If the conduct that forms the basis for an enhancement under (b)(4)(B) or (C) is the only conduct that forms the basis for an adjustment under §3C1.1 (Obstruction of Justice), do not apply an adjustment under §3C1.1.".

The Commentary to §2F1.1 captioned "Background", as amended by Amendment 595 (see supra), is further amended by striking the fourth sentence of the fourth paragraph and inserting the following:

"The commission of a fraud in the course of a bankruptcy proceeding subjects the defendant to an enhanced sentence because that fraudulent conduct undermines the bankruptcy process as well as harms others with an interest in the bankruptcy estate.".

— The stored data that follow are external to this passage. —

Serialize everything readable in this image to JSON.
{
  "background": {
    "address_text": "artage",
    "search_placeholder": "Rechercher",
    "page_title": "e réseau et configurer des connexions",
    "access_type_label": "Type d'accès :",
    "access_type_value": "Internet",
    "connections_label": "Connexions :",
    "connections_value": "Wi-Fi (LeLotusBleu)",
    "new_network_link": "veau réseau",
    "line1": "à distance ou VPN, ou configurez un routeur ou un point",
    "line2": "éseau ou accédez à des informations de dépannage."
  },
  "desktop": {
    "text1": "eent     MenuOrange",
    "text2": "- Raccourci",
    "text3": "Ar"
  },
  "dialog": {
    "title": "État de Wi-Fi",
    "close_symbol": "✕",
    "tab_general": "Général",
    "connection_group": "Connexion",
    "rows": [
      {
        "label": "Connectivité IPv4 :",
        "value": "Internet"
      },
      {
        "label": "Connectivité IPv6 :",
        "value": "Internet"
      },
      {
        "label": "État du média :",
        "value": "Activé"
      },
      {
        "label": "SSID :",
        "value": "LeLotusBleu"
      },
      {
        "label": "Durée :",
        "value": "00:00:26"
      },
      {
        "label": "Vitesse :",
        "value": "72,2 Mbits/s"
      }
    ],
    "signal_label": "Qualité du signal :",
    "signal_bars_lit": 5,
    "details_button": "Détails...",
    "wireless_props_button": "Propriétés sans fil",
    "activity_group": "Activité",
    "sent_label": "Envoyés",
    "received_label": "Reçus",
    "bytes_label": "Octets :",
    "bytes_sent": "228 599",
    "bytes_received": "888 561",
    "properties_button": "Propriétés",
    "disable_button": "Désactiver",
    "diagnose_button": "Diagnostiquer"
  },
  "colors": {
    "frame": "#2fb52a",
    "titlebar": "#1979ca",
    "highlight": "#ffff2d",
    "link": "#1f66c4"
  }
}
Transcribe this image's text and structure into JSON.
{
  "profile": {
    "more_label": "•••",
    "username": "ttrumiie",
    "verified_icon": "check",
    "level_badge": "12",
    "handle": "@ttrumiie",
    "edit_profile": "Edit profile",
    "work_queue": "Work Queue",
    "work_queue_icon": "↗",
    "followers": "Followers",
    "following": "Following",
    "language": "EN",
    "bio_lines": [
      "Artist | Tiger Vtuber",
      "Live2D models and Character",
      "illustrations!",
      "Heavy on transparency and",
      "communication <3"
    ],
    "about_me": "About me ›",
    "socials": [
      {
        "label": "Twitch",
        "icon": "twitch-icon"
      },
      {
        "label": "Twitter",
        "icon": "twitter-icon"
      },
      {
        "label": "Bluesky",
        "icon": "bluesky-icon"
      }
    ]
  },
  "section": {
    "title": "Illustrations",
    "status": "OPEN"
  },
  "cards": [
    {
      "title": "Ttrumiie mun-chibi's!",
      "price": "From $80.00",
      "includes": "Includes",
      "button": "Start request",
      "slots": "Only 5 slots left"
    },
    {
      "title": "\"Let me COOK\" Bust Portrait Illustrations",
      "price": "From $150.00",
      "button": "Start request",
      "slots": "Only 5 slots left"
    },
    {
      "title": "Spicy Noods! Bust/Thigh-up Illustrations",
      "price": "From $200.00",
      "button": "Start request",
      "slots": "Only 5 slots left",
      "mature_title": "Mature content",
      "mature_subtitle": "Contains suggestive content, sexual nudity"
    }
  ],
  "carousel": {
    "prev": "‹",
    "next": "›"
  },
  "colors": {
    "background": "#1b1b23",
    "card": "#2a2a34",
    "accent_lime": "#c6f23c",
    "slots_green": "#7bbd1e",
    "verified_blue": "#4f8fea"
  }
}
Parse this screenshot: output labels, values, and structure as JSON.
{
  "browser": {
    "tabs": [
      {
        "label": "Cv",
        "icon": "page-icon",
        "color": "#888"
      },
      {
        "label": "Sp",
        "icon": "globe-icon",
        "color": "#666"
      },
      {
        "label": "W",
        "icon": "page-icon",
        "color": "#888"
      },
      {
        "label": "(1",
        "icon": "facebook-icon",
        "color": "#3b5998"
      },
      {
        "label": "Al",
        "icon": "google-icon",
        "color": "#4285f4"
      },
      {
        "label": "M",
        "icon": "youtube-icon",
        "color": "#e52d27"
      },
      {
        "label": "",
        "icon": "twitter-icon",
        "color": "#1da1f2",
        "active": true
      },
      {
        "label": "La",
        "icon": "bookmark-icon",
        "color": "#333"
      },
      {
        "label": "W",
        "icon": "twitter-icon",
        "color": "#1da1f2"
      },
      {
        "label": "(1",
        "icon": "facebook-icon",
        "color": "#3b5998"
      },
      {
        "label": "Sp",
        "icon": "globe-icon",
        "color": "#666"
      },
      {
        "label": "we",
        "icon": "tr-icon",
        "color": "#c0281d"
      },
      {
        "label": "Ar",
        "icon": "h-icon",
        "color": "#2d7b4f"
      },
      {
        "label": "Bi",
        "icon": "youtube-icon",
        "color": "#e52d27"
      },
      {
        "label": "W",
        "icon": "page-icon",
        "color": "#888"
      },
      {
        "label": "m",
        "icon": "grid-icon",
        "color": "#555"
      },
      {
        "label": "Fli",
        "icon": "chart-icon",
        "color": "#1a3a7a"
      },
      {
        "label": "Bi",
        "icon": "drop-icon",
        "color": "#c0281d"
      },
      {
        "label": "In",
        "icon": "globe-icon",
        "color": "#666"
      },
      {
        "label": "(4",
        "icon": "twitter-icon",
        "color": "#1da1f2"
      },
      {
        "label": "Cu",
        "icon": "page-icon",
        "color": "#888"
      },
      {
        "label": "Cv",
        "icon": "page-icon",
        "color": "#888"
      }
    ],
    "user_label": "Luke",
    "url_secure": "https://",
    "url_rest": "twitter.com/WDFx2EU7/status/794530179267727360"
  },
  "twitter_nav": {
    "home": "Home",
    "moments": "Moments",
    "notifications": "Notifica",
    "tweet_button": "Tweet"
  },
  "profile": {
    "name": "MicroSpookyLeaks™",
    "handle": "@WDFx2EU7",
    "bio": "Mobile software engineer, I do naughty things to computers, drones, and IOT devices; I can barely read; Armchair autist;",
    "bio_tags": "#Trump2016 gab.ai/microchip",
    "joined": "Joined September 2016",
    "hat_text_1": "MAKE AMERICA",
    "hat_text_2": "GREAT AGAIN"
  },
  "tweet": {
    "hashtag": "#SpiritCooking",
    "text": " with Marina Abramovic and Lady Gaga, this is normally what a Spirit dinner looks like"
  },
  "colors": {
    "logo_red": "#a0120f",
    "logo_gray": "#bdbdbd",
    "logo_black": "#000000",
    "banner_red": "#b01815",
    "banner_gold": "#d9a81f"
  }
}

Reason for Amendment: The amendment was prompted by the circuit conflict regarding whether the enhancement in §2F1.1 (Fraud and Deceit) for "violation of any judicial or administrative order, injunction, decree, or process" applies to false statements made during bankruptcy proceedings. Compare United States v. Saacks, 131 F.3d 540 (5th Cir. 1997) (bankruptcy fraud implicates the violation of a judicial or administrative order or process within the meaning of the enhancement; United States v. Michalek, 54 F.3d 325 (7th Cir. 1995) (bankruptcy fraud is a "special procedure"; it is a violation of a specific adjudicatory process); United States v. Lloyd, 947 F.2d 339 (8th Cir. 1991) (knowing concealment of assets in bankruptcy fraud violates "judicial process"); United States v. Welch, 103 F.3d 906 (9th Cir. 1996) (same); United States v. Messner, 107 F.3d 1448 (10th Cir. 1997) (same); United States v. Bellew, 35 F.3d 518 (11th Cir. 1994) (knowing concealment of assets during bankruptcy proceedings qualifies as a violation of a "judicial order"), with United States v. Shadduck, 112 F.3d 523 (1st Cir. 1997) (falsely filling out bankruptcy forms does not violate judicial process since the debtor is not accorded a position of trust). See also United States v. Carrozella, 105 F. 3d 796 (2d Cir. 1997) (district court erred in enhancing the sentence for violation of judicial process in the case of a defendant who filed false accounts in probate court).

The majority of circuits have held that the current enhancement applies to a defendant who conceals assets in a bankruptcy case because the conduct violates a judicial order or violates judicial process. Commission data indicate that, in fiscal year 1998, 41 defendants received an increase for either "violation of a judicial order . . . or misrepresentation of a charitable organization." The data did not distinguish between the two parts of the enhancement.

This amendment creates a separate and distinct basis for a two-level enhancement under the fraud guideline for a misrepresentation or false statement made in the course of a bankruptcy proceeding. Additionally, the existing enhancement and its accompanying commentary are modified to make clear that, in order for the enhancement to apply in a fraud case not involving a bankruptcy proceeding, there must be a false statement in violation of a specific, prior order. Therefore, any case involving a bankruptcy fraud will result in a two-level enhancement, but in the case of a non-bankruptcy fraud, the enhancement will apply only if a defendant was given prior notice of a particular action. The Commission has decided to treat bankruptcy fraud more severely because of its adverse impact on the bankruptcy judicial process and because of the additional harm and seriousness involved in such conduct. See United States v. Saacks, 131 F.3d 540, 543 (5th Cir. 1997) (noting that bankruptcy fraud is more serious than "the most pedestrian federal fraud offense").

Effective Date: The effective date of this amendment is November 1, 2000.